Make the change safe, then make the safe change

What can you do when no change would be safe to make? First, make the change safe.

Yesterday I emplored you to make changes that you can make with absolute confidence.

What if you can’t make any change with confidence?

Kent Beck addressed a similar issue back in 2012 with his now-famous Tweet:

For each desired change, make the change easy (warning: this may be hard), then make the easy change.

If a change can’t be made with confidence… first work on gaining confidence, then make the change.

What would give you the confidence that fixing that bug won’t cause other bugs? Or that your new feature won’t upset users? Or that your refactor is actually a refactor?

Sometimes the answer is that your projecte needs more or better tests. In fact, that’s often the answer. But not always.

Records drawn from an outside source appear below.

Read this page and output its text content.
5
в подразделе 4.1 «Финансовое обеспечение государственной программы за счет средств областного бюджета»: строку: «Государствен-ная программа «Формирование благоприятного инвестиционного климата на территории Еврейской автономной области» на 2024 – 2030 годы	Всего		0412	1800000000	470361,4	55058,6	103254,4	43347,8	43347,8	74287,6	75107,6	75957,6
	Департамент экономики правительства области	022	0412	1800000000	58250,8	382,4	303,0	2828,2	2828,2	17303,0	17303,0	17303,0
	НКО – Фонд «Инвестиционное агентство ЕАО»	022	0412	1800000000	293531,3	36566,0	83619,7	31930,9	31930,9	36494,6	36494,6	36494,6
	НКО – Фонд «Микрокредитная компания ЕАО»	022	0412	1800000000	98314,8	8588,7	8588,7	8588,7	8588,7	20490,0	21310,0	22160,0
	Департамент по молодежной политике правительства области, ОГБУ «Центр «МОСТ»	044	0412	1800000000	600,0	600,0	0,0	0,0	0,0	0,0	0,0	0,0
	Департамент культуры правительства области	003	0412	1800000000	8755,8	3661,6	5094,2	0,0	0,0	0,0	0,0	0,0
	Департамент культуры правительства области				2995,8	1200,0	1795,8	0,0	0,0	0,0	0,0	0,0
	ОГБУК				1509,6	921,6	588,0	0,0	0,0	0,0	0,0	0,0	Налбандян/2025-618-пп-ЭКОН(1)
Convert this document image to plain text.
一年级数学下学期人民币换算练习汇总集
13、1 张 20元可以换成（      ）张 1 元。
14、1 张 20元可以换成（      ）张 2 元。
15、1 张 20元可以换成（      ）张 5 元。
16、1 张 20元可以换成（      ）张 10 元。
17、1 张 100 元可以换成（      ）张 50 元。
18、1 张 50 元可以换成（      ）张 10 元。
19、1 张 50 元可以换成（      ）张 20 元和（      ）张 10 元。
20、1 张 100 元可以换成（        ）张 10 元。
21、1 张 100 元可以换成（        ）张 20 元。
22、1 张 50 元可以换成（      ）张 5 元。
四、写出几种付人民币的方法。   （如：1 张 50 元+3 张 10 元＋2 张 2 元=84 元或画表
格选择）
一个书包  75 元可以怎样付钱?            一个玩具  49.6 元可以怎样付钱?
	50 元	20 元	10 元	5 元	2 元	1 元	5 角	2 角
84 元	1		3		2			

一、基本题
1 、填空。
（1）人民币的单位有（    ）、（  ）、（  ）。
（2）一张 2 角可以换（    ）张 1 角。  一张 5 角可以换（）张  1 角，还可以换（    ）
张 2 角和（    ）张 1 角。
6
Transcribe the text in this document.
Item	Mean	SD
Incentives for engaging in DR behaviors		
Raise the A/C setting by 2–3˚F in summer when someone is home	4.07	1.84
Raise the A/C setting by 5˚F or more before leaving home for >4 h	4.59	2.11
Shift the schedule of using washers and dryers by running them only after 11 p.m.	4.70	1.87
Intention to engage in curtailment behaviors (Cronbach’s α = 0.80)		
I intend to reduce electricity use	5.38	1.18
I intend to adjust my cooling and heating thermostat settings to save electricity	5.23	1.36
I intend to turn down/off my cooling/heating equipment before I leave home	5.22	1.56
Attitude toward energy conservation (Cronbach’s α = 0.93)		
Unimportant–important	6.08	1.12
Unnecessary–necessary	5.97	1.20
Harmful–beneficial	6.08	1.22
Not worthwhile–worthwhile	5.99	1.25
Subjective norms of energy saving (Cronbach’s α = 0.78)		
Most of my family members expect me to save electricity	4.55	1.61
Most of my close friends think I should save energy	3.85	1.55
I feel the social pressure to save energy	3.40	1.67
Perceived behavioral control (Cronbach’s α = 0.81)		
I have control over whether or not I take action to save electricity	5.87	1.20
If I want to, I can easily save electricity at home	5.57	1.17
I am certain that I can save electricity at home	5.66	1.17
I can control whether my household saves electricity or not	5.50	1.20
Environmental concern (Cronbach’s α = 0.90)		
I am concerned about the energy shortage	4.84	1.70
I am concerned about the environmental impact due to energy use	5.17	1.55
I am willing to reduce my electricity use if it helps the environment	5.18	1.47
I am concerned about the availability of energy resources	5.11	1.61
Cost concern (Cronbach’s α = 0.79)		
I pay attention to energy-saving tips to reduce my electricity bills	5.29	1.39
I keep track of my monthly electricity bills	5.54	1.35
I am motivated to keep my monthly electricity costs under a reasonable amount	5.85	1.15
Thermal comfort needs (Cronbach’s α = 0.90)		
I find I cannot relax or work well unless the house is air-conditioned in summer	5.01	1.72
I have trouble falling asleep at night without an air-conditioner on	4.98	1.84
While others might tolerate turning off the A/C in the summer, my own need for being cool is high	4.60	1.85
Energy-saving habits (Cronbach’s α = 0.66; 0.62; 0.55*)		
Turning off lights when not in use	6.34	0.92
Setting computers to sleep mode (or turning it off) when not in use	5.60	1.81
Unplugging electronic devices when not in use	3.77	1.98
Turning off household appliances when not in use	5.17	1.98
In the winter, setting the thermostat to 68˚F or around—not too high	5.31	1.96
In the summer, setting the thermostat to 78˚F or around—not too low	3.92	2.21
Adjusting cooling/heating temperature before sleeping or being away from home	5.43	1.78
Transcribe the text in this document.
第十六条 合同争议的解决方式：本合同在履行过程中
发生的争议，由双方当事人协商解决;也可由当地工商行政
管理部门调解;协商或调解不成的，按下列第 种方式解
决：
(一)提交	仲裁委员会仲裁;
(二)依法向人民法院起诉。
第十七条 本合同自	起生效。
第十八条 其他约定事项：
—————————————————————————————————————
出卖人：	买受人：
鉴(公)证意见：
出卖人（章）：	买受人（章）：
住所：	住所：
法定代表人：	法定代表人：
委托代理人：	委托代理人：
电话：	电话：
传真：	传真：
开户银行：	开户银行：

If your goal is not to upset users, automated testing probably won’t help. You might need to talk to your users! 😱

Honestly, what surprises me is that this approach isn’t more common in the world of software development. It seems to be normal in many other industries.

A couple of years ago, when we did some remodelling work in the attic, we put a brace in place before removing one of the support beams. We made the change safe first.

If my attic had been like many software projects, we would have just removed the support beam, watched the roof sag, finished the work, painted over the cracked walls, then hand it off to QA, and wait for them to report the problem before we’d go back and do the (much more expensive) repair work.